Honestly, there's never been a better time to be writing games for those platforms. The SDK's are much improved from the proprietary stuff available at the time and the hardware is very well understood. People have been pulling off some utter witchcraft on the N64.
Kaze and James Lambert are amazing. Kaze's new Mario game looks better than a first party Nintendo title, and James's engines pushes the console to its absolute limits.
I've been thinking about giving it a go myself. It's such a fun and nostalgic console, and the limitations are fun constraints.
The code archeology is really cool too. Seeing Rare's Dinosaur Planet boot up and play after being a lost title. Decompiling all the original titles. Building sequels to Ocarina of Time and Majora's Mask. It's such a fun scene.
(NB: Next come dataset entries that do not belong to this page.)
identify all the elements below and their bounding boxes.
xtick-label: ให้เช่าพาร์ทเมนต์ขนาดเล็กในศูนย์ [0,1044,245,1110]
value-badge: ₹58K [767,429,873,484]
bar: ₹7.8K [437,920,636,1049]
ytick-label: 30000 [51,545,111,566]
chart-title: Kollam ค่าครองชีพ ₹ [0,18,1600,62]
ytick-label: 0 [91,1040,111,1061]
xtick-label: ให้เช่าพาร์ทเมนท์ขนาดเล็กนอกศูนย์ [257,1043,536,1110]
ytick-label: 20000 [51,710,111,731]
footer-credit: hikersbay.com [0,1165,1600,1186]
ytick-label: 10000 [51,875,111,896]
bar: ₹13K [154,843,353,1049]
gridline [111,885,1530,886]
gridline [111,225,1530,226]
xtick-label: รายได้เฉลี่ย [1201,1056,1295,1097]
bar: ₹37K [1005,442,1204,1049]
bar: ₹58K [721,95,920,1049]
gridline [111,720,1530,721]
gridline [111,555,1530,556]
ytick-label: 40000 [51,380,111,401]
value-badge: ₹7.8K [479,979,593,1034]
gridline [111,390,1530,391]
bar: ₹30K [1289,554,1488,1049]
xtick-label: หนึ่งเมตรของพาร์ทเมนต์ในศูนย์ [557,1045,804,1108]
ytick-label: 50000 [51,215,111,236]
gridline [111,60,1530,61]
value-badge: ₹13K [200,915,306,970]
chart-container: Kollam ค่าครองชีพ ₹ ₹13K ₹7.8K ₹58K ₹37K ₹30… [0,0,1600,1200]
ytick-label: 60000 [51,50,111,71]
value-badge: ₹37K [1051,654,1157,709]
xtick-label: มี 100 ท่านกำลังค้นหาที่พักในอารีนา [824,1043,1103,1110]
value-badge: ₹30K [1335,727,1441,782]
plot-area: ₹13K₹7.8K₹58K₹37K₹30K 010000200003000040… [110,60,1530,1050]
Then there's Analogue 3D and ModRetro too, which make it fun to play as physical hardware.
Best of all: there's no hardware rat race.
The N64 is never going to get any faster, and emulators can run on just about any potato these days. People have realistic expectations of what the platform can do, so there's no need to spend insane effort making the graphics look better. It's always going to look kinda crappy, and that is Just Fine.
This lets game developers focus on the actual gameplay itself. No "Generic Shooter vol. 26 - now with slightly prettier water!", but innovative stuff focusing on the narrative and on novel gameplay elements.